Paralelamente, nas últimas semanas, debates relacionados à demissão sem justa causa entraram nos holofotes no ambiente jurídico, gerando diferentes análises sobre o assunto em questão. Isso porque se espera que o Supremo Tribunal Federal (STF) retome ainda no primeiro semestre de 2023 um processo em trâmite na Corte há mais de 25 anos e que pode afetar a dispensa de trabalhadores sem justa causa no Brasil.
O tema está incluso na Ação Direta de Inconstitucionalidade (ADI) 1625, a qual questiona um decreto assinado em 1996 pelo então presidente Fernando Henrique Cardoso, que suspendia a adesão do Brasil à Convenção 158, elaborada pela Organização Internacional do Trabalho (OIT) e que estabelece limites às demissões sem justa causa.

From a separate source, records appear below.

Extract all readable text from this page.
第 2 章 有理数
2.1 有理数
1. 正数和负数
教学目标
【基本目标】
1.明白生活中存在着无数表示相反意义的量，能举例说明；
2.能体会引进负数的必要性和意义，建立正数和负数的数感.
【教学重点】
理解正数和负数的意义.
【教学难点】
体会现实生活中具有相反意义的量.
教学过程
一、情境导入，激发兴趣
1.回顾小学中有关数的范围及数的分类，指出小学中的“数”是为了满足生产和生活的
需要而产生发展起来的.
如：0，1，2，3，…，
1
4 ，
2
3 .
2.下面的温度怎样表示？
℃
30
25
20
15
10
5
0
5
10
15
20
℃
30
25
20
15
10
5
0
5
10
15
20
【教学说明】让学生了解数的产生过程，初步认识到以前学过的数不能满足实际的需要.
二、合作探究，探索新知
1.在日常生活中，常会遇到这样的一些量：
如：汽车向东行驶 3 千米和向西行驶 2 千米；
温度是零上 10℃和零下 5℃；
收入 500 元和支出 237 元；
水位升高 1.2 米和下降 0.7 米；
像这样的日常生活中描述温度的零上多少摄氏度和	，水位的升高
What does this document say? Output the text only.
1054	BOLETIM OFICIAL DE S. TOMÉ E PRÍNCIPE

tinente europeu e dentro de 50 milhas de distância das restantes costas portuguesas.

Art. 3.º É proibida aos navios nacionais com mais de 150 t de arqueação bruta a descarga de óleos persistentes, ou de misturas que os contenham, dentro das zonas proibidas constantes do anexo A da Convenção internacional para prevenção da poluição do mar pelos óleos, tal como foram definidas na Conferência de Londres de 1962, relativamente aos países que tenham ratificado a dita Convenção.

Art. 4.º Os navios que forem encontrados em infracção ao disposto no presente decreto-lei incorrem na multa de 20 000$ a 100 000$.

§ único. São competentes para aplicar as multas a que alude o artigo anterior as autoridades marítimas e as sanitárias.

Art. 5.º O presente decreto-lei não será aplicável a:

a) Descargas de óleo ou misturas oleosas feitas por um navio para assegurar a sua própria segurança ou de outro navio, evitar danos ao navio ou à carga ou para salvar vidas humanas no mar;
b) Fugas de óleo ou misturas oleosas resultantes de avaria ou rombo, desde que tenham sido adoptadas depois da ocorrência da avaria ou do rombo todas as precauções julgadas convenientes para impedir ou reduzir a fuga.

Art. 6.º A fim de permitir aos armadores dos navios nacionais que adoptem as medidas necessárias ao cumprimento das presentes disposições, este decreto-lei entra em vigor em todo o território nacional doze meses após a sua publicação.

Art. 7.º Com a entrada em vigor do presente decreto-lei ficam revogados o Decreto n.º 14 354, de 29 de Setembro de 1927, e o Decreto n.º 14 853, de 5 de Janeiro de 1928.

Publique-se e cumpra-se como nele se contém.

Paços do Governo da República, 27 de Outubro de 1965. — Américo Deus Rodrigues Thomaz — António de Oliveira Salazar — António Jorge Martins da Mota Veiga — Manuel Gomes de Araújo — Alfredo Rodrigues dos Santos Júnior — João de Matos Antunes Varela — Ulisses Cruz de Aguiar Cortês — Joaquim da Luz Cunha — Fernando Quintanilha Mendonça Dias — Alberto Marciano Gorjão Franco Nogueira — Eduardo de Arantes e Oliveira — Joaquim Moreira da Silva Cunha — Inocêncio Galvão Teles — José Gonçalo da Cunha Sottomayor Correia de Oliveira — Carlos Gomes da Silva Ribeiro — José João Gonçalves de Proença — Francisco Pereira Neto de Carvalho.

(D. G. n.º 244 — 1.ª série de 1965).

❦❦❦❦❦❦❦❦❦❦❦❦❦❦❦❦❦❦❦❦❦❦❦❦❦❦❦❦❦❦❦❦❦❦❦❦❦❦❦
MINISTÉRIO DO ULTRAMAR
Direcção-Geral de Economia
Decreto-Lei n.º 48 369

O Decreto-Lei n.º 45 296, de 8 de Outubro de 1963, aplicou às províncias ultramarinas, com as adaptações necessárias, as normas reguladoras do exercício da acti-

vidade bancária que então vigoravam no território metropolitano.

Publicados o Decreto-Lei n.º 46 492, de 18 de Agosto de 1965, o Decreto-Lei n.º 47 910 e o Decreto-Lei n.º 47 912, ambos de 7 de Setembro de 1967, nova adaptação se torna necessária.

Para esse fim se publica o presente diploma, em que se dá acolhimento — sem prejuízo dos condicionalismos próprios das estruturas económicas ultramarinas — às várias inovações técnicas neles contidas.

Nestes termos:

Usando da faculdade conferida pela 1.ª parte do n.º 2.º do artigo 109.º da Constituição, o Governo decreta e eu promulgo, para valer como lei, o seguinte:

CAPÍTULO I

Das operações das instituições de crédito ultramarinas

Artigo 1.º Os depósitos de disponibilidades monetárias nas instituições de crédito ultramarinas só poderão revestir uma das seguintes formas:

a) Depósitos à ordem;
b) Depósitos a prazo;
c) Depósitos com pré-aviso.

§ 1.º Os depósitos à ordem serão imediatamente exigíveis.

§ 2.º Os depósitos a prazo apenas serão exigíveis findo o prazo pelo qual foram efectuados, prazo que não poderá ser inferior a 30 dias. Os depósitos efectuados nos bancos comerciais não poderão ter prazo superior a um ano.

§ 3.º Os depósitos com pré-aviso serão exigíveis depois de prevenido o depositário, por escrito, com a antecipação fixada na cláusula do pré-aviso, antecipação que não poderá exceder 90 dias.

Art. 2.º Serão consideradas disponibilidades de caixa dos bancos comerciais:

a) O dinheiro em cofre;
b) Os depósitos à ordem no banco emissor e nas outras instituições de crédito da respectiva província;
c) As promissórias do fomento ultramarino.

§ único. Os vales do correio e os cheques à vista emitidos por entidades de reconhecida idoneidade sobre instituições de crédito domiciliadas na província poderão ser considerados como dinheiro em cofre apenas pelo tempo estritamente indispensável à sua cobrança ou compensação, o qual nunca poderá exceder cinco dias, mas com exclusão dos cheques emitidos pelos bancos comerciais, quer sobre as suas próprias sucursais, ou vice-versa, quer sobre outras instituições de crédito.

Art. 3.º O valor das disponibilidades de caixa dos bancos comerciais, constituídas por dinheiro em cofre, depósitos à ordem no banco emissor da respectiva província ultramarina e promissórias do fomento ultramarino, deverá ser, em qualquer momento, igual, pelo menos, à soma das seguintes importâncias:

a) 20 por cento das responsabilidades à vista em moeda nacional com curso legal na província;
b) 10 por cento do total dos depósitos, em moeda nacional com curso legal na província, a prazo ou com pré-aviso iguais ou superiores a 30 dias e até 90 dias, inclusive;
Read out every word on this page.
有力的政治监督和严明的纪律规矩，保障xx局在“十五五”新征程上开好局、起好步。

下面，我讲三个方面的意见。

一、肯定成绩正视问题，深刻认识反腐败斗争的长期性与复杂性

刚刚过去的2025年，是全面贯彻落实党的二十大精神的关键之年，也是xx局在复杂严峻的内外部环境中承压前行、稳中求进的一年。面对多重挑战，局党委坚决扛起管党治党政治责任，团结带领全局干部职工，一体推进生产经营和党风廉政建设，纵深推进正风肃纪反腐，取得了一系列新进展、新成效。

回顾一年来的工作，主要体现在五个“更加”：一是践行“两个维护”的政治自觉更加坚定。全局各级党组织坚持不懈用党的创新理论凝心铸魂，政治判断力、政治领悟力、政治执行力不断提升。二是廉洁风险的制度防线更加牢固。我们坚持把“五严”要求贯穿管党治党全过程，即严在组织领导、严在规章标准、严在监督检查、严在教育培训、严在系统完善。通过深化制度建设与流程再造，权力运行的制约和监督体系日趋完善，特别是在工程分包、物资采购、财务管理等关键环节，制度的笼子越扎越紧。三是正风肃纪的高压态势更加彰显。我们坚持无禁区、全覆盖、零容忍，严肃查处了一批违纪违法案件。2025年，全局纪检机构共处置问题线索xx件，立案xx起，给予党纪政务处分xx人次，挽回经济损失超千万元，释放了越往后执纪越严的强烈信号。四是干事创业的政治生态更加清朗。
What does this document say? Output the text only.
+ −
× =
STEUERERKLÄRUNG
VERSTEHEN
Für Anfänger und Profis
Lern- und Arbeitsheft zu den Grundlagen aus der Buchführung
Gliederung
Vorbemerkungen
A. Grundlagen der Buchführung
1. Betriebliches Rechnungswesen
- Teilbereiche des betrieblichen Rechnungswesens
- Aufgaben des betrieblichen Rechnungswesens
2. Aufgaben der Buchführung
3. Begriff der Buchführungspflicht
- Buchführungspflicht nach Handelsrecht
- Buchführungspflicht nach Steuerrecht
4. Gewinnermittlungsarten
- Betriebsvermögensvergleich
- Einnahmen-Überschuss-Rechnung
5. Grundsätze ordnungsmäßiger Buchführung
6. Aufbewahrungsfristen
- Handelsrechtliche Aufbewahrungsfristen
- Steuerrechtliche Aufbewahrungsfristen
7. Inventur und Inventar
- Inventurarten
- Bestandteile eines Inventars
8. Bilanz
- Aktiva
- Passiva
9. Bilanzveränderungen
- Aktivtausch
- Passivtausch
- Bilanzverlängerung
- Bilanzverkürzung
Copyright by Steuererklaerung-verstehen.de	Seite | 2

Do que se trata a Convenção 158?
O artigo 4º da Convenção 158 da OIT determina que “um trabalhador não deverá ser despedido sem que exista um motivo válido de despedimento relacionado com a aptidão ou com o comportamento do trabalhador, ou baseado nas necessidades de funcionamento da empresa, estabelecimento ou serviço".
Trata-se de uma norma do Direito Internacional que tem como objetivo regulamentar o fim de uma relação de trabalho iniciada por parte do empregador. Não se trata, portanto, de uma norma proibitiva, mas que exige uma fundamentação que baseie a dispensa de um trabalhador, de modo que cada país estabeleça – baseado, claro, em sua legislação interna – os procedimentos necessários para o ato.
Vale ressaltar que convenções internacionais não são autoaplicáveis e não é da competência da OIT legislar sobre essa questão diretamente nos países-membros.
Impacto indireto
É possível constatar, portanto, que não se trata de um julgamento sobre os impactos da Convenção em questão ou a própria proibição destes tipos de demissão, mas, sim, sobre a constitucionalidade do Decreto editado em 1996 – realizado sem a aprovação do Congresso. Entende-se, inclusive, que no caso de o tribunal invalidar o documento, não haverá um efeito imediato sobre a prática.
Em um eventual entendimento de inconstitucionalidade – que resultaria na volta do Brasil como signatário da Convenção e na necessidade de uma proposta que discuta o tema –, as empresas teriam de justificar as demissões realizadas, de forma que as dispensas sejam “não arbitrárias”.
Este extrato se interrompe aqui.